I've been trying to find words to describe the effects of a fire that can wipe out brains and memories for a whole city with no regard for our place on earth. The effect wasn't numbing or bone-stopping sad to me, it just made me think and dread the work ahead. Visiting our son while the fire blazed, I woke up early and just lay there thinking-- the most important thing left in the world is beauty. If everything is gone, I still want beauty. To me, it is important to think like the architect Renzo Piano. He said beauty is not just cosmetic, but it is “discovery, light, space, compression, expansion, shadow, and a sense of lightness, maybe eventually with something that is called language.”
So how do you claim beauty after a fire? It is a clearing that gives more energy for making things, things that speak of beauty. I don't want to replace the little stuff. Yes, we need to rebuild, but keep that feeling of a clean slate. I want to move forward. As ever in life, there seems more to do that is not making beauty: so many tasks. The sturm and drang of these two life forces demands that we realize the end is simple. You don't need much and you will go out with nothing. You could or will just live lightly on the earth. But to make beauty you've got to be involved and share and play with others. Piano said, “creativity is only possible when you share creativity,” We were put here to contribute, and mix, and learn.

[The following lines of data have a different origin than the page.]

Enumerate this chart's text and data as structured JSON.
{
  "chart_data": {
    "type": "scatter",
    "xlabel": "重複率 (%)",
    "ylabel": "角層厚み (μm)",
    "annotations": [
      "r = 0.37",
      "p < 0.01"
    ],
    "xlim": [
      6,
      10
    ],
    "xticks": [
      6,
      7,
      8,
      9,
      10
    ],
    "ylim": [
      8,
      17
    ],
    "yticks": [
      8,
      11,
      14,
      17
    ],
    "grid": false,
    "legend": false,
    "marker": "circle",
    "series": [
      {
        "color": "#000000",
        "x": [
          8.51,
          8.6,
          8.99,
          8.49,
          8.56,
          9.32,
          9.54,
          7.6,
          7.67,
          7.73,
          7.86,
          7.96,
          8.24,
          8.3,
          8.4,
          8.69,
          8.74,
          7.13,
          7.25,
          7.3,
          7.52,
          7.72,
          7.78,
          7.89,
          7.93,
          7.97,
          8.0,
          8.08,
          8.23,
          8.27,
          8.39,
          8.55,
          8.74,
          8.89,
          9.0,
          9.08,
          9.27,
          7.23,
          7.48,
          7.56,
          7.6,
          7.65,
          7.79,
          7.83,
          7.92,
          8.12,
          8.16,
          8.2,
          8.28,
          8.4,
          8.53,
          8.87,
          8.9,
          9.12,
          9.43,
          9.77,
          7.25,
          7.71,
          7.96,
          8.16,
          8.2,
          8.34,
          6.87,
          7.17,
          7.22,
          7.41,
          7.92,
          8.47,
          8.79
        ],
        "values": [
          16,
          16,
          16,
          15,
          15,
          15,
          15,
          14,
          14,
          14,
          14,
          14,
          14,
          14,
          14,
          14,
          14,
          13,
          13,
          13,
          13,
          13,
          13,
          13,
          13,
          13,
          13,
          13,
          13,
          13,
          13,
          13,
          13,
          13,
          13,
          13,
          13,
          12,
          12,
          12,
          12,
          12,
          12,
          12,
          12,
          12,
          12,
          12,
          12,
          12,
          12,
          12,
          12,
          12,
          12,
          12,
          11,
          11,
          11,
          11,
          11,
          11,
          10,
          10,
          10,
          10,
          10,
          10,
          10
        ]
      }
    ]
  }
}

Fortunately or unfortunately, we make and acquire with no belief that it will be gone. No journals, no art made, no trip histories, no pictures, no books, no stuff. I like to think of a clean slate or the new growth a forest experiences after a fire. Everything is cleared so we can think again. A fire that destroys 6000 homes is part of nature, it is not personal. Still Wordsworth's words hang there: "getting and spending we lay waste our powers." And then there's Isiah 24:1 It is, after all, only earth, with no believable explanation of why we're here. So with that elephant in the room, we're happy and continue on, making, learning and building. Our biggest mystery keeps us looking forward.